One of the easiest ways to identify an object is by its color -- perhaps it is because children’s books encourage us to pair certain objects with their respective colors. Why else would so many of us automatically assume carrots are orange, grass is green and apples are red?
In two experiments by Holger Mitterer and Jan Peter de Ruiter from the Max Planck Institute for Psycholinguistics, perception of color and color constancy (the ability to see the same color under varying light conditions) were examined using different hues of orange and yellow. By using these hues on different objects, the researchers hoped to show that knowledge of objects can be used to identify color.
In one experiment, half of the participants saw traditionally-colored orange objects in their respective hue, while the other participants saw the same objects in an ambiguous hue between yellow and orange. The participants that saw the ambiguous hue on traditionally-colored orange objects later called the item with that ambiguous hue "orange". Apparently, seeing the ambiguous hue on a traditionally-colored orange objects led participants to redefine that hue to be proper "orange".
In the second experiment, participants saw the same hues, but now on objects that could be any color (e.g., a car). Some participants were shown objects that ranged from the ambiguous color from the first experiment to a strong yellow hue, while others were shown objects in a range of strong orange hues to the ambiguous color. Just as in the first experiment, participants then had to identify a sock that had been colored with an ambiguous hue.
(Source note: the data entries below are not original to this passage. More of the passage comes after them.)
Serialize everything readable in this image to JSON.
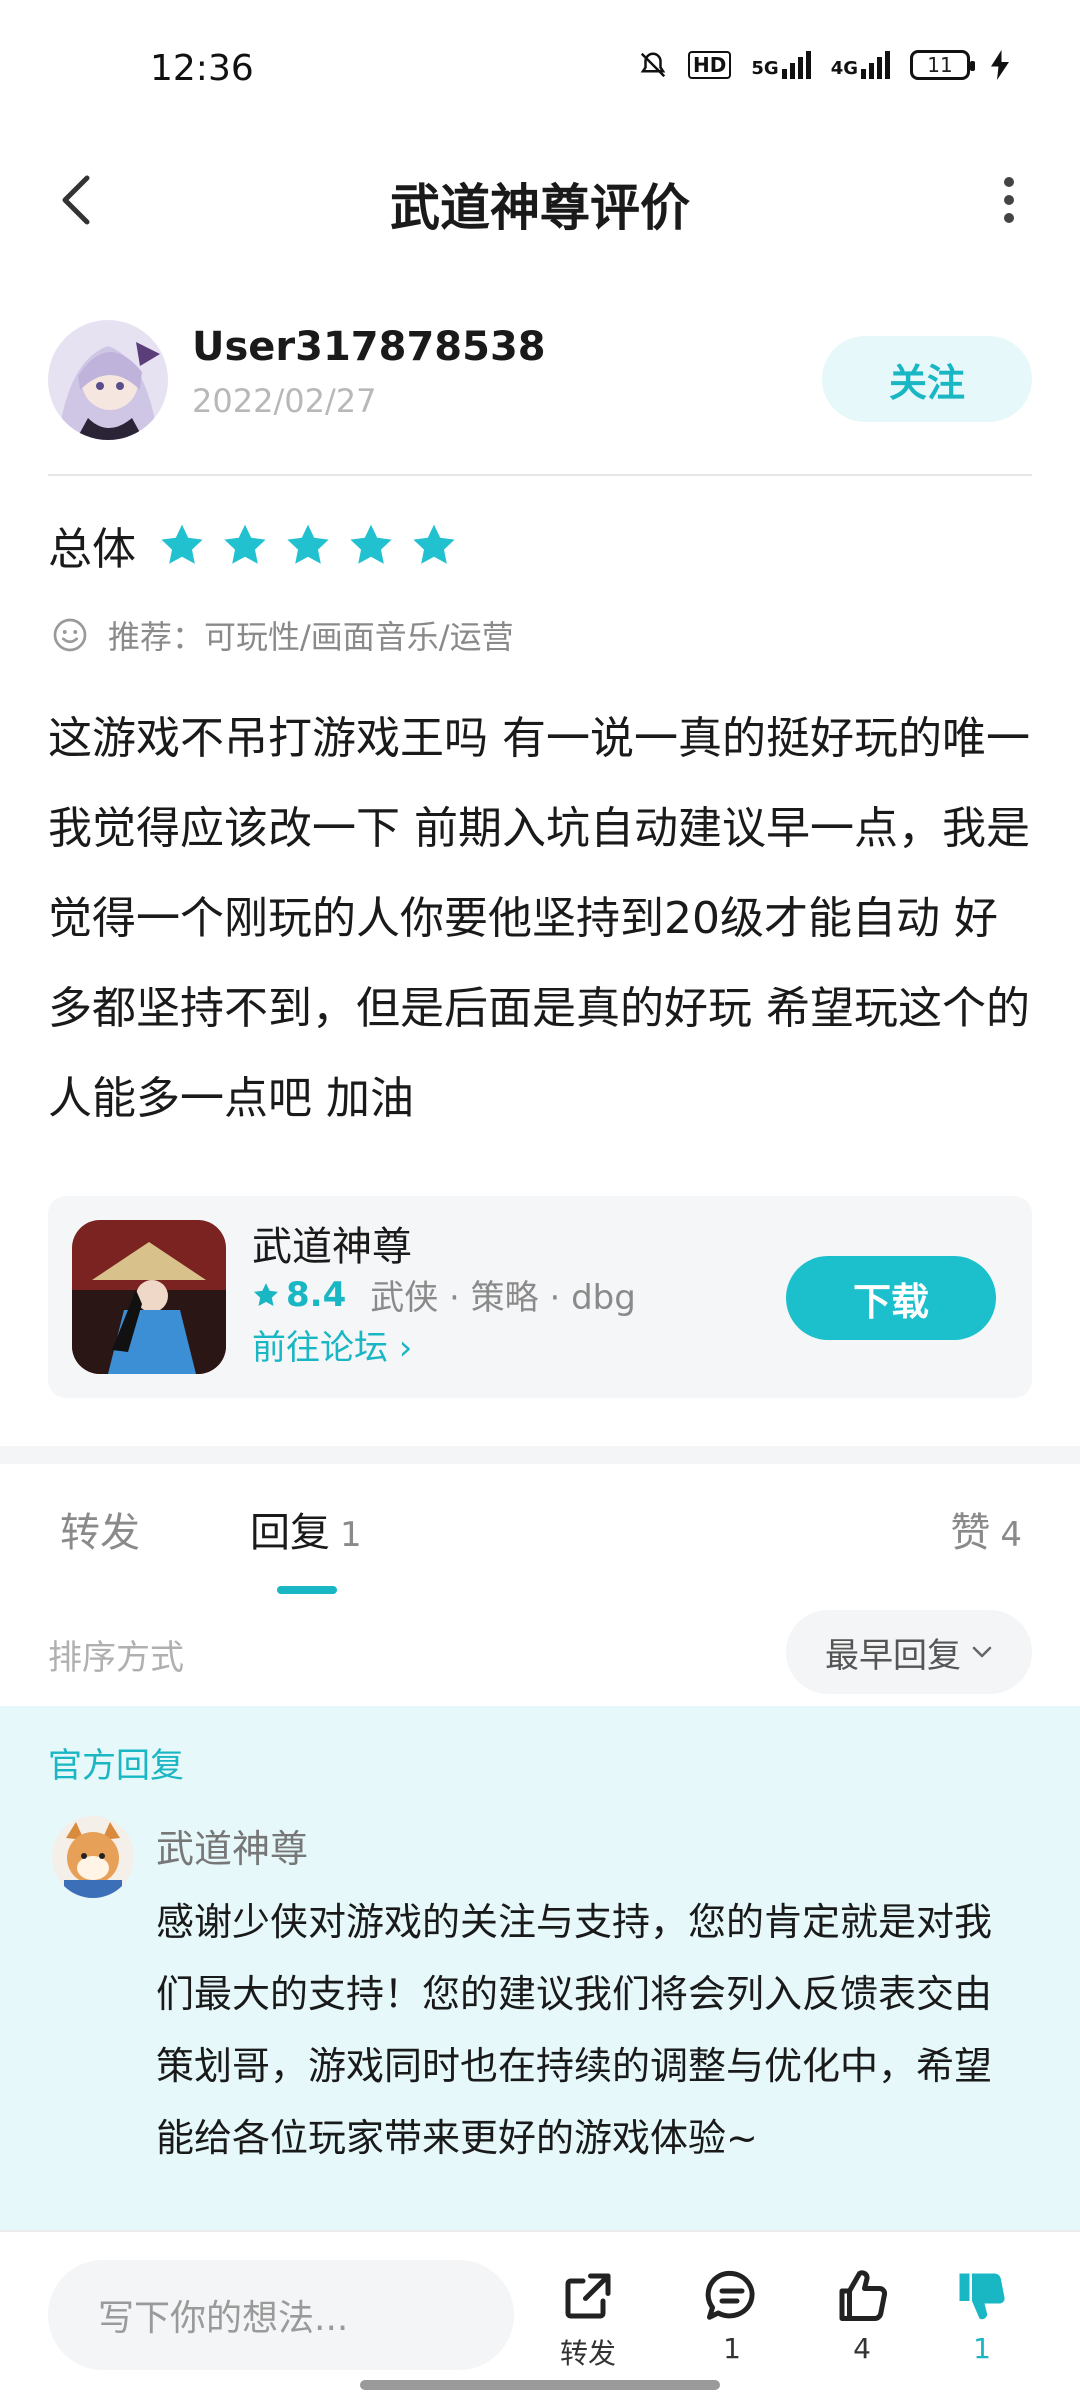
{
  "status_bar": {
    "time": "12:36",
    "hd_label": "HD",
    "signal_5g": "5G",
    "signal_4g": "4G",
    "battery": "11"
  },
  "header": {
    "title": "武道神尊评价"
  },
  "author": {
    "username": "User317878538",
    "date": "2022/02/27",
    "follow_label": "关注"
  },
  "rating": {
    "label": "总体",
    "stars": 5,
    "star_color": "#22c1d0"
  },
  "recommend": {
    "text": "推荐：可玩性/画面音乐/运营"
  },
  "review": {
    "text": "这游戏不吊打游戏王吗 有一说一真的挺好玩的唯一我觉得应该改一下 前期入坑自动建议早一点，我是觉得一个刚玩的人你要他坚持到20级才能自动 好多都坚持不到，但是后面是真的好玩 希望玩这个的人能多一点吧 加油"
  },
  "app": {
    "name": "武道神尊",
    "score": "8.4",
    "tags": "武侠 · 策略 · dbg",
    "forum_link": "前往论坛 ›",
    "download_label": "下载"
  },
  "tabs": {
    "forward": "转发",
    "reply": "回复",
    "reply_count": "1",
    "like": "赞",
    "like_count": "4"
  },
  "sort": {
    "label": "排序方式",
    "selected": "最早回复"
  },
  "official_reply": {
    "label": "官方回复",
    "name": "武道神尊",
    "text": "感谢少侠对游戏的关注与支持，您的肯定就是对我们最大的支持！您的建议我们将会列入反馈表交由策划哥，游戏同时也在持续的调整与优化中，希望能给各位玩家带来更好的游戏体验~"
  },
  "bottom_bar": {
    "input_placeholder": "写下你的想法...",
    "share_label": "转发",
    "comment_count": "1",
    "like_count": "4",
    "dislike_count": "1"
  },
  "colors": {
    "accent": "#19b6c4",
    "accent_light": "#e6f8f9",
    "download_bg": "#1cbfcc"
  }
}
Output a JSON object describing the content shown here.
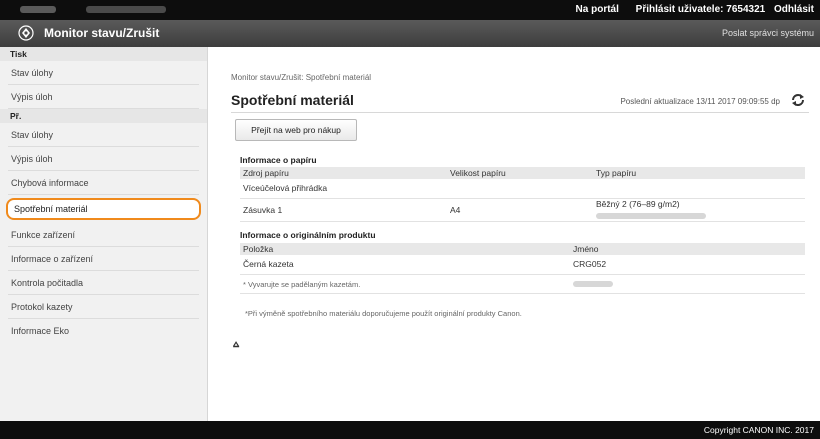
{
  "topbar": {
    "portal_link": "Na portál",
    "login_label": "Přihlásit uživatele: 7654321",
    "logout_link": "Odhlásit"
  },
  "titlebar": {
    "title": "Monitor stavu/Zrušit",
    "admin_link": "Poslat správci systému"
  },
  "sidebar": {
    "sections": [
      {
        "heading": "Tisk",
        "items": [
          "Stav úlohy",
          "Výpis úloh"
        ]
      },
      {
        "heading": "Př.",
        "items": [
          "Stav úlohy",
          "Výpis úloh"
        ]
      }
    ],
    "other_items": [
      "Chybová informace",
      "Spotřební materiál",
      "Funkce zařízení",
      "Informace o zařízení",
      "Kontrola počitadla",
      "Protokol kazety",
      "Informace Eko"
    ],
    "active_item": "Spotřební materiál"
  },
  "main": {
    "breadcrumb": "Monitor stavu/Zrušit: Spotřební materiál",
    "title": "Spotřební materiál",
    "last_update": "Poslední aktualizace 13/11 2017 09:09:55 dp",
    "web_button": "Přejít na web pro nákup",
    "paper": {
      "heading": "Informace o papíru",
      "columns": [
        "Zdroj papíru",
        "Velikost papíru",
        "Typ papíru"
      ],
      "rows": [
        [
          "Víceúčelová přihrádka",
          "",
          ""
        ],
        [
          "Zásuvka 1",
          "A4",
          "Běžný 2 (76–89 g/m2)"
        ]
      ]
    },
    "original": {
      "heading": "Informace o originálním produktu",
      "columns": [
        "Položka",
        "Jméno"
      ],
      "rows": [
        [
          "Černá kazeta",
          "CRG052"
        ]
      ],
      "note1": "* Vyvarujte se padělaným kazetám.",
      "note2": "*Při výměně spotřebního materiálu doporučujeme použít originální produkty Canon."
    },
    "top_anchor": "⩟"
  },
  "footer": {
    "copyright": "Copyright CANON INC. 2017"
  }
}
This second experiment revealed no differences between the two groups, showing conclusively that it was only the knowledge of how objects are naturally colored that made them redefine the colors in the first experiment.
The results, published in the July issue of Psychological Science, a journal of the Association for Psychological Science, determined that the use of top-down processing, such as a carrot signifying the color orange, is delayed in both color perception and also in other perceptual domains. If humans used this conceptual knowledge immediately, it would override perceptual cues and cause hallucinations.
“Delayed feedback for learning prevents such illusions, but still utilizes prior probabilities provided by world knowledge to achieve perceptual constancy,” the researchers concluded.